Before, during and after the Great Recession, there was talk of getting Fannie and Freddie out of the lending business.
If Fannie and Freddie were no longer players in the lending business, it would “eliminate the taxpayers being on the hook for the next potential downturn,” Keepper said at the CREJ conference.
Keepper elaborated on that point last week.
“I think they should be eliminated or phased out, and I think it would be good for us all,” Keepper said.
“It’s unfortunate that we had to learn that lesson to the extent that we did from the taxpayer bailout following the Great Recession,” he said.
He alluded to a Wall Street Journal article from last summer headlined “Investors Take On Mortgage Risk From Fannie Mae, Freddie Mac.” The WSJ article described how the GSEs sold $48 billion in securities since 2013 in order to shift the risk of holding them to the private sector.
“The sales mark an early step toward reducing the government’s role in the $14.4 trillion U.S. mortgage market,” according to the article.
Also, by selling the so-called credit-risk transfers to the private sector, it could force Fannie and Freddie to charge even higher interest rates than life insurance companies, he said.
Life insurance companies offer especially competitive loans to experienced investors seeking moderate to high leverage of 40 to 70 percent loan to value, he said.
Life insurance companies are ideal lenders for well-off individuals seeking wealth management, he said.
“Life insurance companies can think outside the box and structure loans creatively,” while Fannie and Freddie have to follow strict underwriting rules, he said.
“You can even get a 25-year or 30-year, fully amortized loan” from life insurance companies, something the GSEs do not offer, he said.
Life insurance companies also will lock-in their best rates based on current occupancy levels, while the GSEs have to look at historical occupancy levels, he said.
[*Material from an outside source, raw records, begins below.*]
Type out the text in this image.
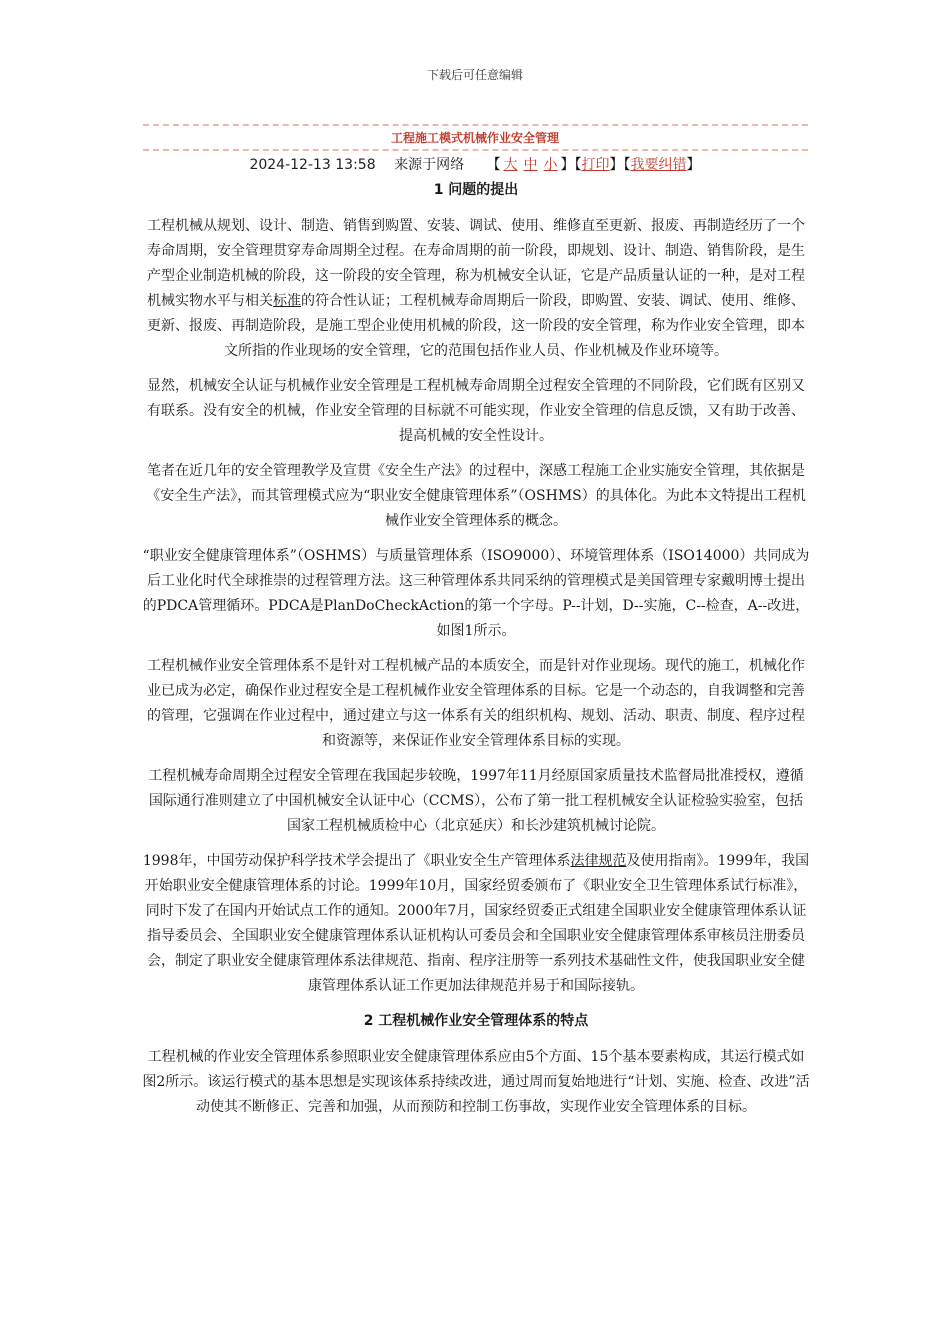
下载后可任意编辑
工程施工模式机械作业安全管理
2024-12-13 13:58 来源于网络 【 大 中 小 】【打印】【我要纠错】
1 问题的提出

工程机械从规划、设计、制造、销售到购置、安装、调试、使用、维修直至更新、报废、再制造经历了一个寿命周期，安全管理贯穿寿命周期全过程。在寿命周期的前一阶段，即规划、设计、制造、销售阶段，是生产型企业制造机械的阶段，这一阶段的安全管理，称为机械安全认证，它是产品质量认证的一种，是对工程机械实物水平与相关标准的符合性认证；工程机械寿命周期后一阶段，即购置、安装、调试、使用、维修、更新、报废、再制造阶段，是施工型企业使用机械的阶段，这一阶段的安全管理，称为作业安全管理，即本文所指的作业现场的安全管理，它的范围包括作业人员、作业机械及作业环境等。

显然，机械安全认证与机械作业安全管理是工程机械寿命周期全过程安全管理的不同阶段，它们既有区别又有联系。没有安全的机械，作业安全管理的目标就不可能实现，作业安全管理的信息反馈，又有助于改善、提高机械的安全性设计。

笔者在近几年的安全管理教学及宣贯《安全生产法》的过程中，深感工程施工企业实施安全管理，其依据是《安全生产法》，而其管理模式应为“职业安全健康管理体系”（OSHMS）的具体化。为此本文特提出工程机械作业安全管理体系的概念。

“职业安全健康管理体系”（OSHMS）与质量管理体系（ISO9000）、环境管理体系（ISO14000）共同成为后工业化时代全球推崇的过程管理方法。这三种管理体系共同采纳的管理模式是美国管理专家戴明博士提出的PDCA管理循环。PDCA是PlanDoCheckAction的第一个字母。P--计划，D--实施，C--检查，A--改进，如图1所示。

工程机械作业安全管理体系不是针对工程机械产品的本质安全，而是针对作业现场。现代的施工，机械化作业已成为必定，确保作业过程安全是工程机械作业安全管理体系的目标。它是一个动态的，自我调整和完善的管理，它强调在作业过程中，通过建立与这一体系有关的组织机构、规划、活动、职责、制度、程序过程和资源等，来保证作业安全管理体系目标的实现。

工程机械寿命周期全过程安全管理在我国起步较晚，1997年11月经原国家质量技术监督局批准授权，遵循国际通行准则建立了中国机械安全认证中心（CCMS），公布了第一批工程机械安全认证检验实验室，包括国家工程机械质检中心（北京延庆）和长沙建筑机械讨论院。

1998年，中国劳动保护科学技术学会提出了《职业安全生产管理体系法律规范及使用指南》。1999年，我国开始职业安全健康管理体系的讨论。1999年10月，国家经贸委颁布了《职业安全卫生管理体系试行标准》，同时下发了在国内开始试点工作的通知。2000年7月，国家经贸委正式组建全国职业安全健康管理体系认证指导委员会、全国职业安全健康管理体系认证机构认可委员会和全国职业安全健康管理体系审核员注册委员会，制定了职业安全健康管理体系法律规范、指南、程序注册等一系列技术基础性文件，使我国职业安全健康管理体系认证工作更加法律规范并易于和国际接轨。

2 工程机械作业安全管理体系的特点

工程机械的作业安全管理体系参照职业安全健康管理体系应由5个方面、15个基本要素构成，其运行模式如图2所示。该运行模式的基本思想是实现该体系持续改进，通过周而复始地进行“计划、实施、检查、改进”活动使其不断修正、完善和加强，从而预防和控制工伤事故，实现作业安全管理体系的目标。
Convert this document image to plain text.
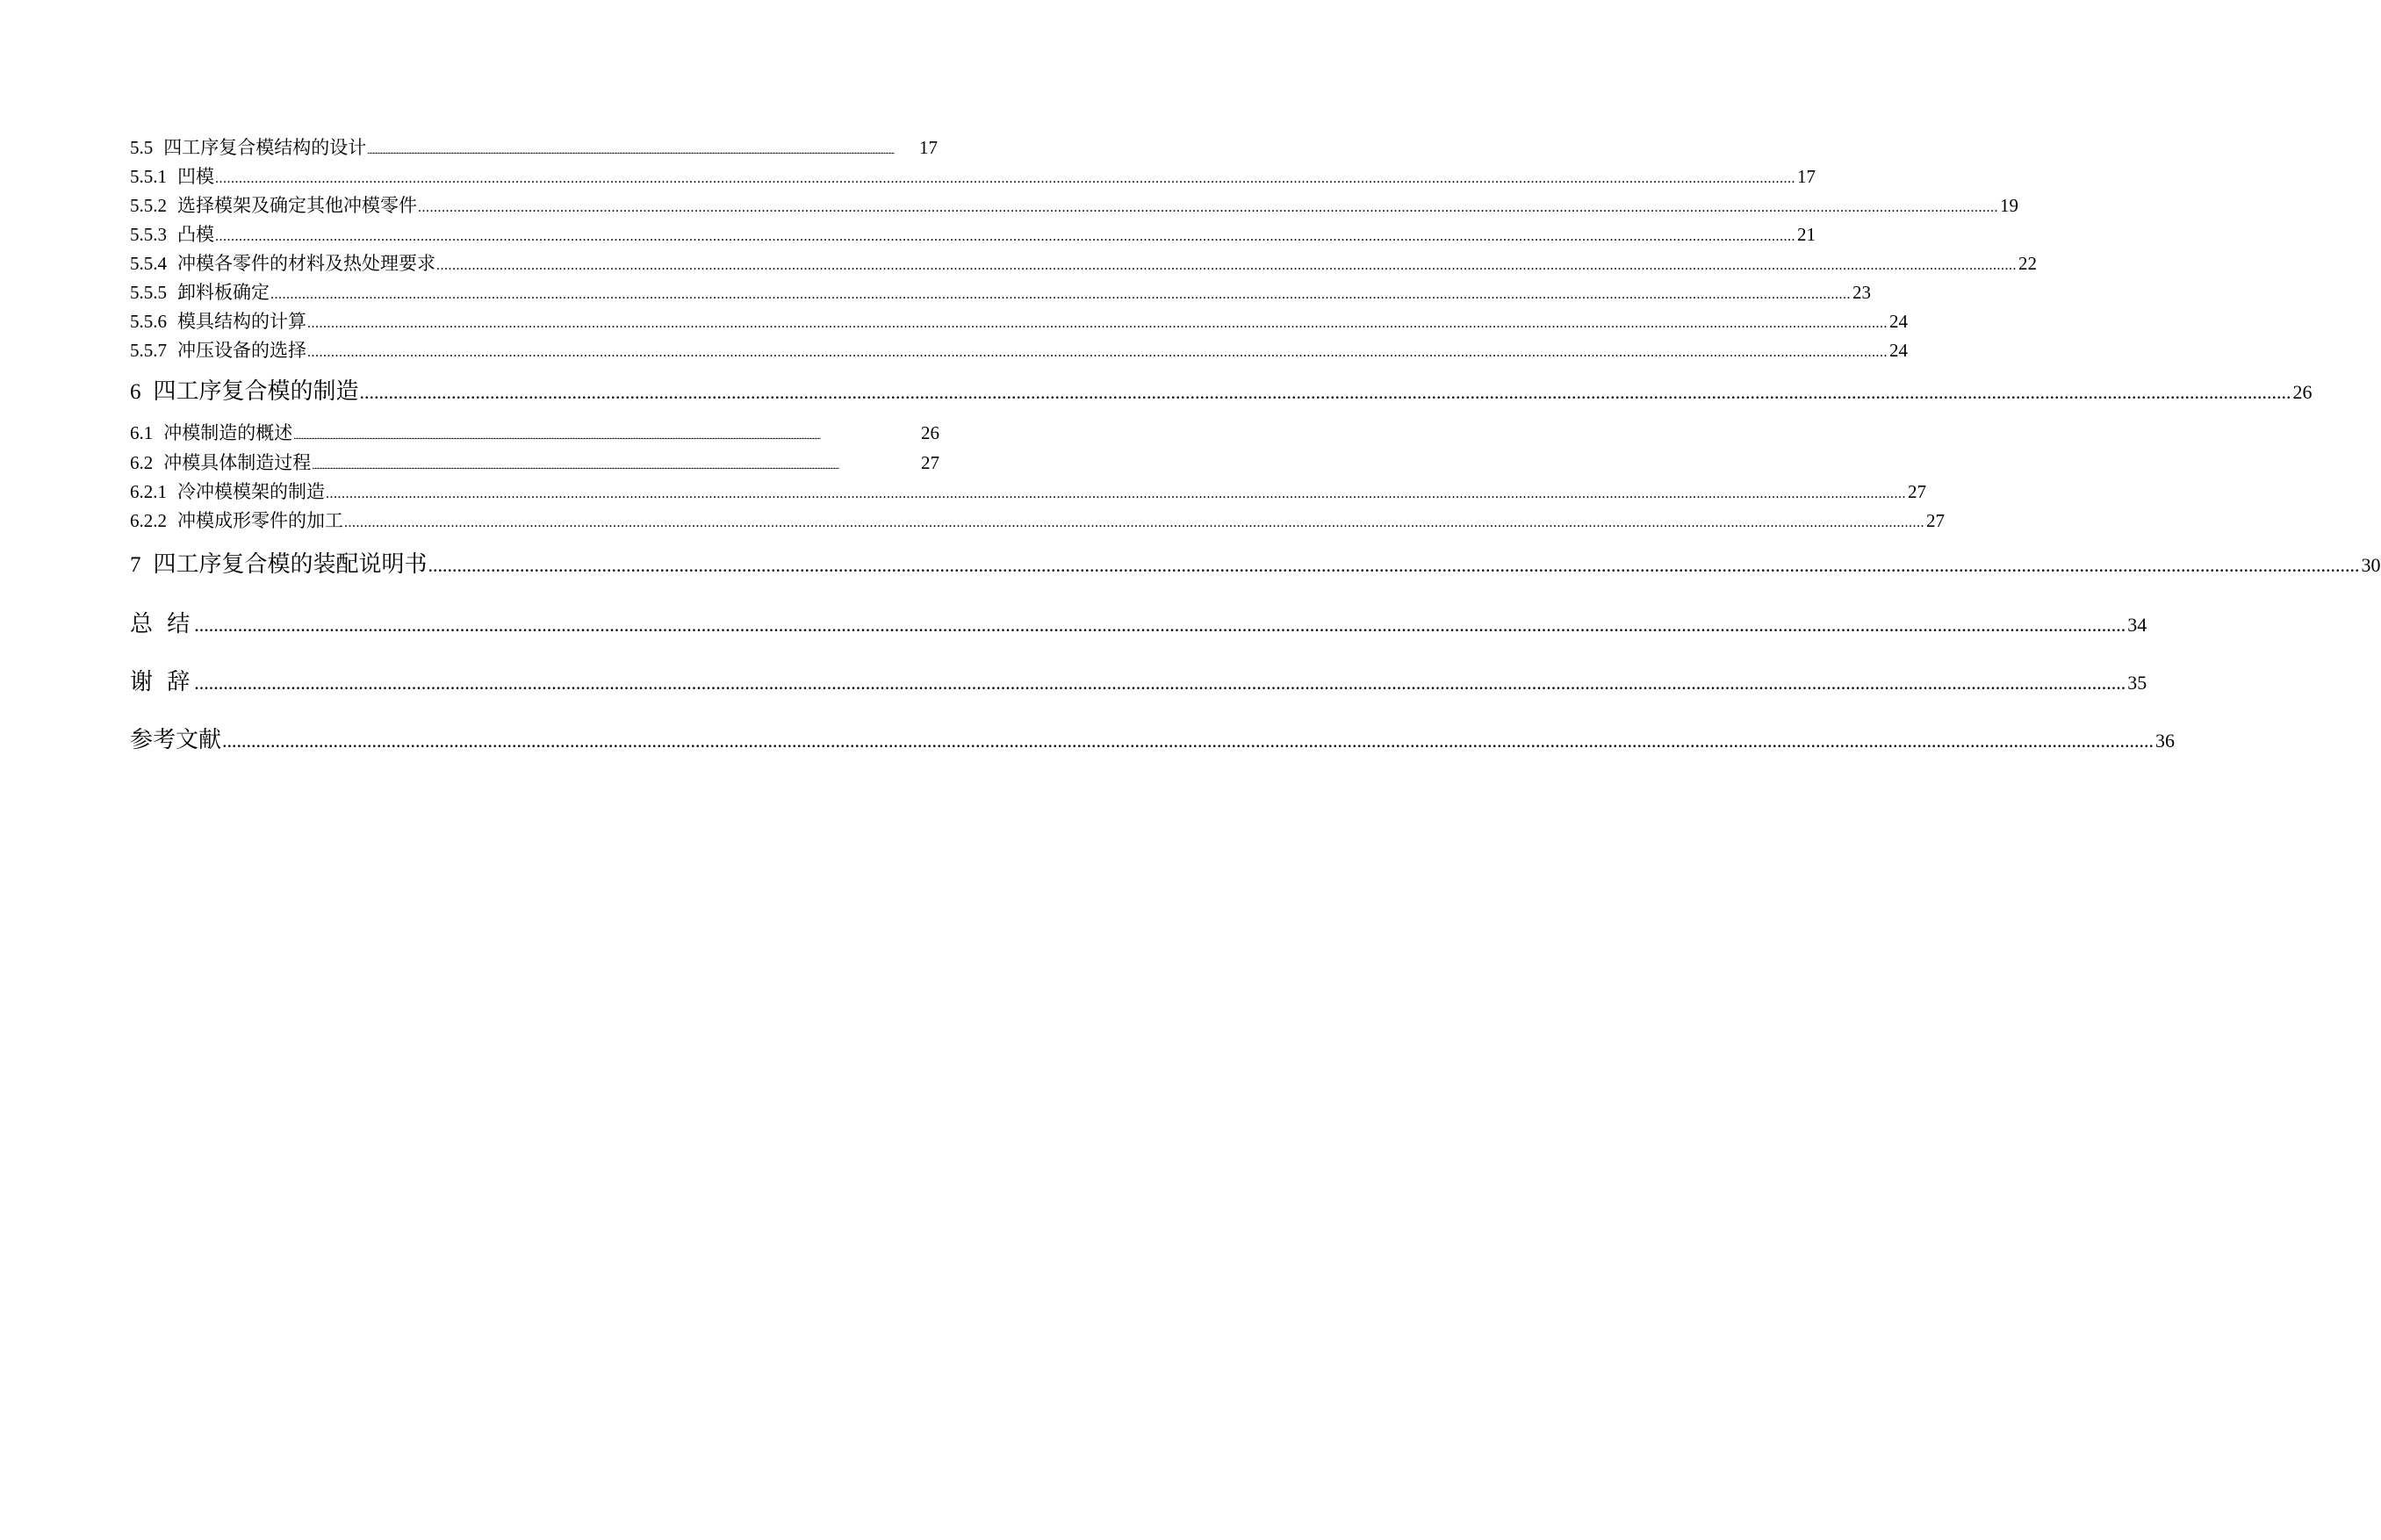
5.5 四工序复合模结构的设计 ................................................................................................................................................................................................................................................................................................................................................................................................................	17
5.5.1 凹模 ................................................................................................................................................................................................................................................................................................................................................................................................................ 17
5.5.2 选择模架及确定其他冲模零件 ................................................................................................................................................................................................................................................................................................................................................................................................................ 19
5.5.3 凸模 ................................................................................................................................................................................................................................................................................................................................................................................................................ 21
5.5.4 冲模各零件的材料及热处理要求 ................................................................................................................................................................................................................................................................................................................................................................................................................ 22
5.5.5 卸料板确定 ................................................................................................................................................................................................................................................................................................................................................................................................................ 23
5.5.6 模具结构的计算 ................................................................................................................................................................................................................................................................................................................................................................................................................ 24
5.5.7 冲压设备的选择 ................................................................................................................................................................................................................................................................................................................................................................................................................ 24
6 四工序复合模的制造 ................................................................................................................................................................................................................................................................................................................................................................................................................ 26
6.1 冲模制造的概述 ................................................................................................................................................................................................................................................................................................................................................................................................................	26
6.2 冲模具体制造过程 ................................................................................................................................................................................................................................................................................................................................................................................................................	27
6.2.1 冷冲模模架的制造 ................................................................................................................................................................................................................................................................................................................................................................................................................ 27
6.2.2 冲模成形零件的加工 ................................................................................................................................................................................................................................................................................................................................................................................................................ 27
7 四工序复合模的装配说明书 ................................................................................................................................................................................................................................................................................................................................................................................................................ 30
总 结 ................................................................................................................................................................................................................................................................................................................................................................................................................ 34
谢 辞 ................................................................................................................................................................................................................................................................................................................................................................................................................ 35
参考文献 ................................................................................................................................................................................................................................................................................................................................................................................................................ 36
“You can have one bad month in leasing and it can really hurt you with Fannie and Freddie, even though it might just have been a blip,” Keepper said.
Life insurance companies really like investing in apartments, he said.
“They like the stability of the asset,” Keepper explained. “It’s not like office, retail or even industrial – if you lose one tenant it can really hurt you.”
Also, the capital expenses and leasing costs are nominal in multifamily properties when compared with other asset classes, he said.
“And Denver has been a place where we see a lot of value-add projects, where an investor comes in and puts in $10,000 to $20,000 per unit. Life insurance companies have a lot of great programs for value-add deals,” Keepper said.
And it’s not just for buying existing properties.
“Life insurance companies have a lot of underwriting flexibility for construction loans, and taking out the construction loans and replacing them with permanent financing,” Keepper said.
He said some investors stay with Fannie and Freddie because they are comfortable dealing with them.
“I think usually that investors like to look at all of their options,” Keepper said.
“I could go head to head with Fannie and Freddie all day long and I think there is a good chance in most cases that the life insurance companies will come out ahead.”